Sein menatap selembar foto di tangannya dengan ekspresi kaku.
Satu tangan lelaki itu mengetuk-ketuk meja, sambil mengalihkan pandangn ke lelaki yang berdiri di depannya dengan kepala menunduk.
"Jadi, maksudmu dia sudah menikah dan memiliki anak?"
Di foto itu, Aerina duduk di suatu cafe dengan seorang lelaki besar kecil bersamanya.
Karena posisi kamera,Sein hanya bisa melihat siluet samping Aerina dan lelaki besar yang bersamanya. Sementara si kecil? Dia duduk membelakangi kamera.
Lelaki yang berdiri di depan Sein itu menggigil mendengar suaranya yang dingin dan kaku seolah itu es di kutub selatan. Dingin dan mencekam.
Lelaki itu dengan enggan mengakui. "Sepertinya seperti itu--"
"Sepertinya?!" Sein menyela tanpa perubahan ekspresi, meski begitu udara disekitarnya menjadi semakin dingin dan menekan.

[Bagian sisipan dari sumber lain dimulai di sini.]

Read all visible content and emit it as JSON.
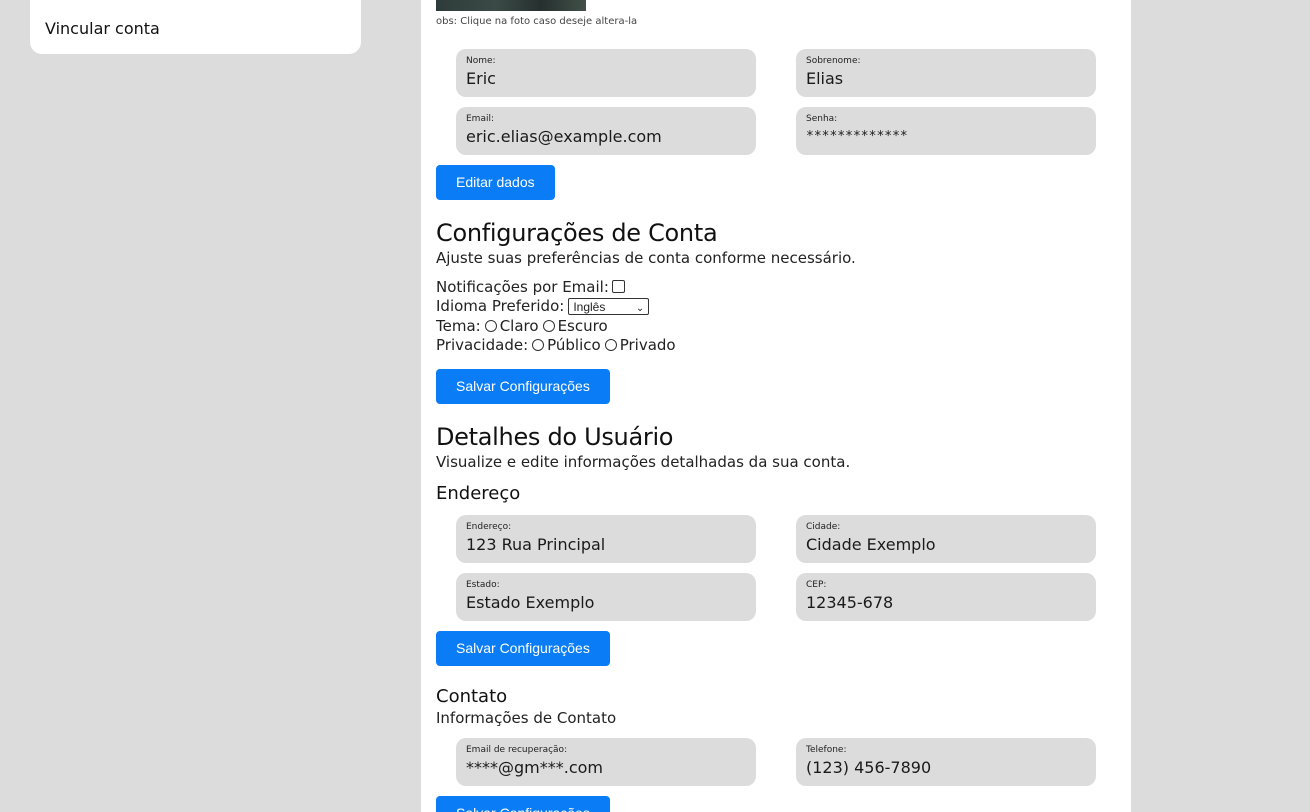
{
  "sidebar": {
    "link_label": "Vincular conta"
  },
  "profile": {
    "photo_note": "obs: Clique na foto caso deseje altera-la",
    "fields": {
      "nome": {
        "label": "Nome:",
        "value": "Eric"
      },
      "sobrenome": {
        "label": "Sobrenome:",
        "value": "Elias"
      },
      "email": {
        "label": "Email:",
        "value": "eric.elias@example.com"
      },
      "senha": {
        "label": "Senha:",
        "value": "*************"
      }
    },
    "edit_button": "Editar dados"
  },
  "account_settings": {
    "title": "Configurações de Conta",
    "subtitle": "Ajuste suas preferências de conta conforme necessário.",
    "email_notifications_label": "Notificações por Email:",
    "language_label": "Idioma Preferido:",
    "language_value": "Inglês",
    "theme_label": "Tema:",
    "theme_options": [
      "Claro",
      "Escuro"
    ],
    "privacy_label": "Privacidade:",
    "privacy_options": [
      "Público",
      "Privado"
    ],
    "save_button": "Salvar Configurações"
  },
  "user_details": {
    "title": "Detalhes do Usuário",
    "subtitle": "Visualize e edite informações detalhadas da sua conta.",
    "address": {
      "title": "Endereço",
      "fields": {
        "endereco": {
          "label": "Endereço:",
          "value": "123 Rua Principal"
        },
        "cidade": {
          "label": "Cidade:",
          "value": "Cidade Exemplo"
        },
        "estado": {
          "label": "Estado:",
          "value": "Estado Exemplo"
        },
        "cep": {
          "label": "CEP:",
          "value": "12345-678"
        }
      },
      "save_button": "Salvar Configurações"
    },
    "contact": {
      "title": "Contato",
      "subtitle": "Informações de Contato",
      "fields": {
        "recovery_email": {
          "label": "Email de recuperação:",
          "value": "****@gm***.com"
        },
        "telefone": {
          "label": "Telefone:",
          "value": "(123) 456-7890"
        }
      },
      "save_button": "Salvar Configurações"
    }
  }
}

Lelaki itu menggigil ketakutan.
"M-mereka terlihat sangat dekat dan —" dia ragu sejenak, menatap lelaki mengesankan di depannya melalui sudut matanya. "Lelaki itu memasuki rumah bersama Miss Aerina dan anak kecil itu —"
Pranggg!!!
Gelas di tangan Sein lagi-lagi menghantam lantai kantor perusahaannya.
Si lelaki yang melaporkan berita semakin menundukkan kepala untuk mengurangi rasa keberadaannya.
"Keluar." Sein memerintahkan dengan tenang, meski begitu buku-buku jarinya yang mengepal menunjukkan seberapa keras ia berusaha menahan emosi.
Seolah mendapat pengampunan, lelaki itu segera mengangguk dengan hormat dan
berpamitan, lalu keluar dari ruangan dengan langkah berhati-hati.
Di dalam ruang Kantor, Sein meremas selembar foto di tangannya dengan seringai di wajahnya.
Ingin melarikan diri darinya?
Baik. Lalu kita lihat apakah dia bisa!
Sementara itu, Aerina yang tidak mengetahui kekacauan apa yang diperbuatnya, dan lelaki macam apa yang dikacaukannya tengah tertawa dengan seorang lelaki di pojok toko roti miliknya.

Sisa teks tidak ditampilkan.